Pour améliorer les chances de guérison, les autorités sanitaires envisagent donc un dépistage organisé du cancer du poumon en France afin de repérer la maladie tôt, avant l’apparition de symptômes. Selon une étude publiée dans The Lancet, cette mesure permettrait d’éviter quelque 13 000 décès en cinq ans. Mais avant cela, la HAS (Haute autorité de santé) souhaite que le dépistage soit optimisé. En clair : il faut le calibrer pour avoir « la meilleure adhésion » et qu’il soit « le plus efficace possible », résume le Pr Claude Linassier. « Le bénéfice existe. Par contre, la meilleure organisation on ne la connaît pas encore », ajoute l’oncologue, directeur du pôle prévention, organisation et parcours de soins à l’Inca.
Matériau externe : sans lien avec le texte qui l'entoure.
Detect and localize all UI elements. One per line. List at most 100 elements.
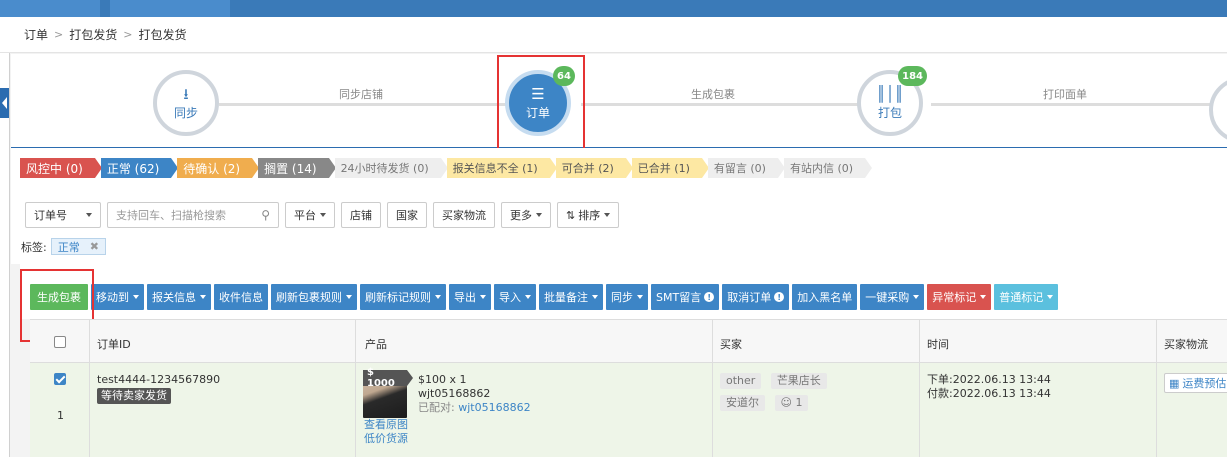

C’est tout l’enjeu du programme “Impulsion”, qui vient de rentrer dans sa première phase et doit durer plusieurs années. « Le programme doit inclure 20 000 personnes pour être analysé, mais certains résultats seront disponibles plus rapidement », précise le Pr Claude Linassier.
Qui est concerné ?
Ce programme s’adresse aux fumeurs et ex-fumeurs ayant arrêté depuis moins de 15 ans. Seules les personnes âgées de 50 à 74 ans sont concernées. Ce sont elles qui sont le plus à risque de développer un cancer du poumon. Pour être éligible à cette phase pilote, il faut avoir une consommation cumulée d’au moins 20 paquets année. Soit l’équivalent de plus de 15 cigarettes par jour pendant plus de 25 ans ou de plus de 10 cigarettes par jour pendant plus de 30 ans. Ou « encore d’un paquet pendant 20 ans, et de deux pendant 10 ans », complète Claude Linassier.
Le dépistage sera d’abord déployé dans cinq régions (Auvergne-Rhône-Alpes, Provence-Alpes-Côte d’Azur, Île-de-France, Hauts-de-France, Pays de la Loire). Les autres rejoindront le dispositif « progressivement, en fonction de leur niveau de préparation ». Dans le Grand Est, cela devrait avoir lieu courant 2027.
En quoi ça consiste ?
Dans un premier temps, les volontaires devront consulter un médecin investigateur. C’est lui qui confirmera s’ils peuvent bien intégrer le programme. Les personnes suivies pourront ensuite prendre deux rendez-vous : le premier pour passer un scanner, le second – optionnel mais conseillé – pour une consultation d’aide à l’arrêt du tabac. Le sevrage « augmente l’efficacité du dépistage », fait valoir l’Inca.
Concrètement, les participants devront se rendre dans un centre de radiologie agréé. « Ils devraient avoir un créneau dans les 15 jours-3 semaines », indique le Pr Linassier. Ils passeront alors un scanner thoracique à faible dose, qui délivre moins de rayons X qu’un scanner classique. L’examen, qui dure une dizaine de minutes, est pris en charge par l’Assurance maladie, sans avance de frais. « Il n’y a aucun reste à charge », insiste l’oncologue.
Les images du scanner seront interprétées par deux radiologues et un système d’intelligence artificielle. Les résultats arriveront deux semaines après. Selon l’Inca, dans près de 9 cas sur 10, aucune anomalie suspecte ne sera détectée. Les volontaires devront alors réaliser un nouveau scanner un an plus tard, puis tous les deux ans. Dans l’hypothèse où le scanner révèle une anomalie, un autre examen devra être mené dans un laps de temps rapproché. Les anomalies ne sont d’ailleurs pas toujours évocatrices d’un cancer. Et même quand c’est le cas (2 fois sur 100), il existe des faux positifs.
Comment s’inscrire ?
Les professionnels de santé (médecin généraliste, infirmière, etc.) peuvent proposer à leurs patients de participer au programme “Impulsion” et les rediriger vers des médecins investigateurs. Ils sont « 200 à ce jour », selon Claude Linassier.
Toutes les personnes intéressées par le programme peuvent aussi se manifester spontanément, en appelant le 34 33 ou en se rendant sur le site www.depistage-cancer-poumon.fr. Ils y trouveront un simulateur leur permettant de tester leur éligibilité et une carte des centres partenaires.